Polynomials — Chapter Test | Class 9 IMO

Q1

If x + y + z = 0, then the value of x²/yz + y²/zx + z²/xy is:

Taking the common denominator xyz gives (x³ + y³ + z³)/xyz. Since x + y + z = 0, x³ + y³ + z³ = 3xyz, so the value is 3xyz/xyz = 3.

Q2

Statement A: A binomial can have degree 100. Statement B: A polynomial of degree 1 can have 3 terms. Which is true?

A is true (e.g. x¹⁰⁰ + 1 is a binomial of degree 100). B is false: a degree-1 polynomial has at most 2 terms (ax + b).

Q3

If x + 1/x = 4, then the value of x⁴ + 1/x⁴ is:

x + 1/x = 4 → x² + 1/x² = 16 − 2 = 14. Squaring again: x⁴ + 1/x⁴ = 14² − 2 = 196 − 2 = 194.

Q4

If x² − 1 is a factor of ax⁴ + bx³ + cx² + dx + e, which relation holds?

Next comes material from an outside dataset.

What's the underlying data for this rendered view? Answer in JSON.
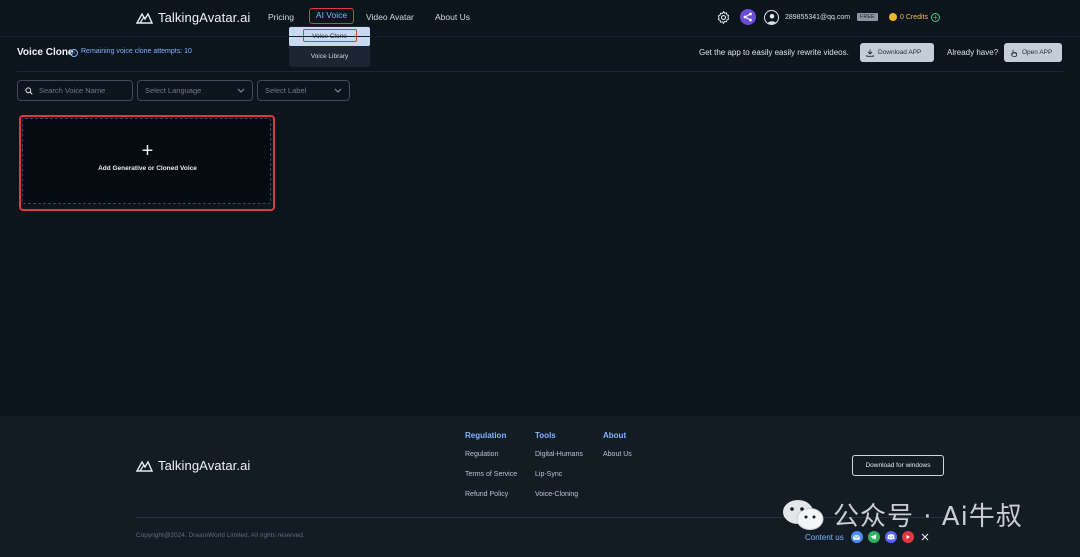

x = 1 and x = −1 are roots. p(1) = a + b + c + d + e = 0 and p(−1) = a − b + c − d + e = 0; adding/subtracting gives a + c + e = b + d.

Q5

For a circular ring, the area depends on (R² − r²). If R = 101 m and r = 99 m, find R² − r² without squaring.

R² − r² = (R − r)(R + r) = (101 − 99)(101 + 99) = 2 × 200 = 400.

Q6

A metal sheet of dimensions (x + 5) by (x − 5) has area:

(x + 5)(x − 5) = x² − 25 by the identity (a + b)(a − b) = a² − b².

Q7

What is the degree of the zero polynomial?

A non-zero constant polynomial has degree 0, but the degree of the zero polynomial is not defined.

Q8

Using Pascal's Triangle, what is the sum of the coefficients in the expansion of (x + y)⁵?

Put x = 1 and y = 1: (1 + 1)⁵ = 2⁵ = 32.

Q9

The factorisation of x² − 5x − 6 is:

Split the middle term: x² − 6x + x − 6 = x(x − 6) + 1(x − 6) = (x − 6)(x + 1).

Q10

If both (x + 1) and (x − 1) are factors of ax³ + x² − 2x + b, find a and b.

p(−1) = −a + 1 + 2 + b = 0 → −a + b = −3; p(1) = a + 1 − 2 + b = 0 → a + b = 1. Solving gives b = −1 and a = 2.

Q11

Match each polynomial to its type — (P) 3x² + 5x, (Q) 7x³, (R) 5x + 2 — with (i) Quadratic Binomial, (ii) Cubic Monomial, (iii) Linear Binomial:

3x² + 5x is a quadratic binomial, 7x³ is a cubic monomial, and 5x + 2 is a linear binomial.

Q12

If a² + b² + c² = 250 and ab + bc + ca = 3, find |a + b + c|.

(a + b + c)² = 250 + 2(3) = 256, so |a + b + c| = √256 = 16.

Q13

To find 249² − 248² quickly, which identity helps, and what is the value?

Using a² − b² = (a − b)(a + b): 249² − 248² = (249 − 248)(249 + 248) = 1 × 497 = 497.

Q14

In the sequence P₁(x) = x − 1, P₂(x) = x² − 1, P₃(x) = x³ − 1, …, the common linear factor of every term is:

For any xⁿ − 1, substituting x = 1 gives 0, so (x − 1) is a factor of every term.

Q15

If p(x) = x + 4, then p(x) + p(−x) is equal to:

p(x) = x + 4 and p(−x) = −x + 4, so their sum is (x + 4) + (−x + 4) = 8.